Assume the following data:
require(invgamma)
set.seed(10)
y<-rinvchisq(1000, 10)
which leads to an 'empitical' distribution as follows:
as.tibble(y) %>%
ggplot(aes(y)) +
geom_histogram(bins=100)
My gut tells me that I should use the dinvchisq
-function that can be found in the invgamma
package. But cannot fit it properly. Does anyone know how to tackle this matter?
EDIT:
Adding solution, thanks to @marvinschmit and @BenBolker.
require(invgamma)
set.seed(10)
y = rinvchisq(1000, 10)
x = seq(0,1, by=.001)
d = invgamma::dinvchisq(x, df=10)
df = data.frame(x=x,d=d)
as.tibble(y) %>%
ggplot(aes(x = y)) +
geom_histogram(bins=100, aes(y=..density..)) +
geom_line(data = df, aes(x = x, y = d), color = "blue")

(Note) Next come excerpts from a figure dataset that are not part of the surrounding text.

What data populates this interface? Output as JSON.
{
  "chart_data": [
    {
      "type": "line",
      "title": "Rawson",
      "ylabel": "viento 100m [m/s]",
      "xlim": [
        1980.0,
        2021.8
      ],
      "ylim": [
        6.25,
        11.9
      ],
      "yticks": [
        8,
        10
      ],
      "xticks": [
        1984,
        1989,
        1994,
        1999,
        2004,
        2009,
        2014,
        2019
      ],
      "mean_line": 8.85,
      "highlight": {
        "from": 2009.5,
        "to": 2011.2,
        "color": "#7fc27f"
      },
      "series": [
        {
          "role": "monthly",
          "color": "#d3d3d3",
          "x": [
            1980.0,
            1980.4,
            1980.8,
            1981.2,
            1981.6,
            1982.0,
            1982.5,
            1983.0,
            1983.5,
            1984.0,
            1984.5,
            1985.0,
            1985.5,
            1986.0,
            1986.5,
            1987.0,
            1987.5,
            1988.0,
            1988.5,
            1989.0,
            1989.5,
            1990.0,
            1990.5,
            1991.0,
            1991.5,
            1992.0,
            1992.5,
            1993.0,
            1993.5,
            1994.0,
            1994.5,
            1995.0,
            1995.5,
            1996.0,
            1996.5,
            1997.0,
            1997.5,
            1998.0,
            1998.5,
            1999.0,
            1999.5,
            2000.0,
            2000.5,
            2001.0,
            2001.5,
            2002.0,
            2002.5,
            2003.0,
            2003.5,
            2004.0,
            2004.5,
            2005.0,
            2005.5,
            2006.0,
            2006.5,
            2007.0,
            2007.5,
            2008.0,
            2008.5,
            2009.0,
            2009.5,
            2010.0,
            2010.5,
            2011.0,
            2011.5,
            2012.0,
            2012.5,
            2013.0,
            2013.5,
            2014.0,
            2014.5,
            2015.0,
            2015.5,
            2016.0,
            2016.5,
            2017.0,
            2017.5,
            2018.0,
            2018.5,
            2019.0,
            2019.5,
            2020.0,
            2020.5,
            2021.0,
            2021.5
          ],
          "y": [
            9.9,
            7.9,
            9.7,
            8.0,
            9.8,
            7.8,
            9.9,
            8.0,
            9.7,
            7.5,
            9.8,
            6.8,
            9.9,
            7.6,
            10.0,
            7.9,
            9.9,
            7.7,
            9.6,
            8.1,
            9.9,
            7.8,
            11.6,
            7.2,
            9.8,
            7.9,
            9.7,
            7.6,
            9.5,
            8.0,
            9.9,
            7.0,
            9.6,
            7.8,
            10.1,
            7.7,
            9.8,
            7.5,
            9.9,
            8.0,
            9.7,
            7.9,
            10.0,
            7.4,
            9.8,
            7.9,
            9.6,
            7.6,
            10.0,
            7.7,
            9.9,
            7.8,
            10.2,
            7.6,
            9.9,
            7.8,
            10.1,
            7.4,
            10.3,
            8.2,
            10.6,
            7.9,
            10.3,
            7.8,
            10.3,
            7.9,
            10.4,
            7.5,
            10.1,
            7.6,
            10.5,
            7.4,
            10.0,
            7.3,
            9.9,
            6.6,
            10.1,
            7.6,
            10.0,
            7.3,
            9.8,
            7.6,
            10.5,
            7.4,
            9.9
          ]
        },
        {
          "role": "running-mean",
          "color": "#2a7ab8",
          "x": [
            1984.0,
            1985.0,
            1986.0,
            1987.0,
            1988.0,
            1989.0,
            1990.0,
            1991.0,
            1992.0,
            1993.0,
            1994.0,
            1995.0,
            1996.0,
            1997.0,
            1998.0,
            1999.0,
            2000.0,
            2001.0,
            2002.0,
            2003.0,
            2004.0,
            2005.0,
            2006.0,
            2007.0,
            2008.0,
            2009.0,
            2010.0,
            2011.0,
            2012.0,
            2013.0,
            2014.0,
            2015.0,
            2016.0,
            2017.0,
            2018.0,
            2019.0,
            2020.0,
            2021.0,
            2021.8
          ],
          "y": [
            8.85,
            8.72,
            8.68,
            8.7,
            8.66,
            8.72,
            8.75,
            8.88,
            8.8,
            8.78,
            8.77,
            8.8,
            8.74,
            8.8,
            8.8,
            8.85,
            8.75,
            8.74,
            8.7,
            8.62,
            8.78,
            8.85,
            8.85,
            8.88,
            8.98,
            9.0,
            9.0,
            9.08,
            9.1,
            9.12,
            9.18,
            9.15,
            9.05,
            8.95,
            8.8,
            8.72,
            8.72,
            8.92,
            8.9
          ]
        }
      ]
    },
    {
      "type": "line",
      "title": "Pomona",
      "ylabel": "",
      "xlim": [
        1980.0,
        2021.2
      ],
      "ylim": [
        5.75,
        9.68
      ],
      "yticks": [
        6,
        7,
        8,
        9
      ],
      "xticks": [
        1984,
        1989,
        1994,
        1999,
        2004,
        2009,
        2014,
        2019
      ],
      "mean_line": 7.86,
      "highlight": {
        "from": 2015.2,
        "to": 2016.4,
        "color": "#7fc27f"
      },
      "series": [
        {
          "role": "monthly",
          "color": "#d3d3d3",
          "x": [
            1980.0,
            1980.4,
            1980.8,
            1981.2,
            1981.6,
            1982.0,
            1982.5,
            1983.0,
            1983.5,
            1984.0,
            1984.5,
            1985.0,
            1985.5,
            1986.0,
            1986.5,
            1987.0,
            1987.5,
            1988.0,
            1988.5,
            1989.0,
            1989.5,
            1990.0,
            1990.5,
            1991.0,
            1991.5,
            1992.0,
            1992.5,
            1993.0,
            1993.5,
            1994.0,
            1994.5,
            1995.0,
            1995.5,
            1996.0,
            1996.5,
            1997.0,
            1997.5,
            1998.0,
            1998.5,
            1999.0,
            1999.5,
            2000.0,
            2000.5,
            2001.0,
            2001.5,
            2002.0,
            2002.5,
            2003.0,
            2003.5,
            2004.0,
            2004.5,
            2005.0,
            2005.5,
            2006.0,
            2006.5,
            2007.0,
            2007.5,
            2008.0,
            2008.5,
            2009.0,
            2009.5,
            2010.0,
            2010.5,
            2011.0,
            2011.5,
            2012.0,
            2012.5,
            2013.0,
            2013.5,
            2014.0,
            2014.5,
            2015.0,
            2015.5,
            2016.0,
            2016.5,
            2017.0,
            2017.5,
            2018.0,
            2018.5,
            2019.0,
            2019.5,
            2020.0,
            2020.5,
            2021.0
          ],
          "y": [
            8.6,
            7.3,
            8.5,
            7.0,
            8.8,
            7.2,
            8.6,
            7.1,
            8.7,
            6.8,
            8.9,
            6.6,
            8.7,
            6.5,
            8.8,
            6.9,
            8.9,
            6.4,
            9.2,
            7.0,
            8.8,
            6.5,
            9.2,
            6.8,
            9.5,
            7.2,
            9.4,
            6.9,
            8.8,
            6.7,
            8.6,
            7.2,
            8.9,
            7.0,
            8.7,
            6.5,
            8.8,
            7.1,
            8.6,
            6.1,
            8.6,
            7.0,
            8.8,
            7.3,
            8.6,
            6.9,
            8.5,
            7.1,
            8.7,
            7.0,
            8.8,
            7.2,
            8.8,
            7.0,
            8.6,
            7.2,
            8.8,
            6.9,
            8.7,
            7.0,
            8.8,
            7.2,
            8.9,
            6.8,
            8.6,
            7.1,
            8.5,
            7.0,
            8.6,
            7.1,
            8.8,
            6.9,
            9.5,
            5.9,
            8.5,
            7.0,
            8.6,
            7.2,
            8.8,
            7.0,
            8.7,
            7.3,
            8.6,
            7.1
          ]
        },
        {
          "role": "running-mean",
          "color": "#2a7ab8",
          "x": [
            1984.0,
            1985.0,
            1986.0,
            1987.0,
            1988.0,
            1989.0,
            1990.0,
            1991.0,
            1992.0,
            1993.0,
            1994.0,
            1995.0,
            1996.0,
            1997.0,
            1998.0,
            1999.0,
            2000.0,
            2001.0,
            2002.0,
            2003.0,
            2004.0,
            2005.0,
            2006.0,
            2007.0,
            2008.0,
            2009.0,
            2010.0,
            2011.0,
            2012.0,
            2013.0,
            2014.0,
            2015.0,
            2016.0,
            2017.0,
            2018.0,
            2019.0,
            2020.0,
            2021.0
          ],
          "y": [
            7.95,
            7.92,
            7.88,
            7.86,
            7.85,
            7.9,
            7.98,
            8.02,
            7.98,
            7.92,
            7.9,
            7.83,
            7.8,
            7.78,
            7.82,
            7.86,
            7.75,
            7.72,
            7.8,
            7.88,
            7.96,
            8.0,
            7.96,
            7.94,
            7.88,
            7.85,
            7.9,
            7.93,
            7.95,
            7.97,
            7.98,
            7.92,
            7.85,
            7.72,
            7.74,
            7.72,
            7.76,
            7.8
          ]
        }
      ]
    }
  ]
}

You need a vector of quantiles for the d...
density functions. I will call the quantile vector x
:
x = seq(0,1, by=.001)
d = dinvchisq(x, df=10)
plot(x,d, type="l")
Output:
Note that I used basic R
plotting because a pretty ggplot is not relevant to the question. You can simply construct a dataframe df=data.frame(x=x,d=d)
and use it for pretty ggplot plotting.
EDIT: Use lines()
to superpose the theoretical distribution over an empirical histogram.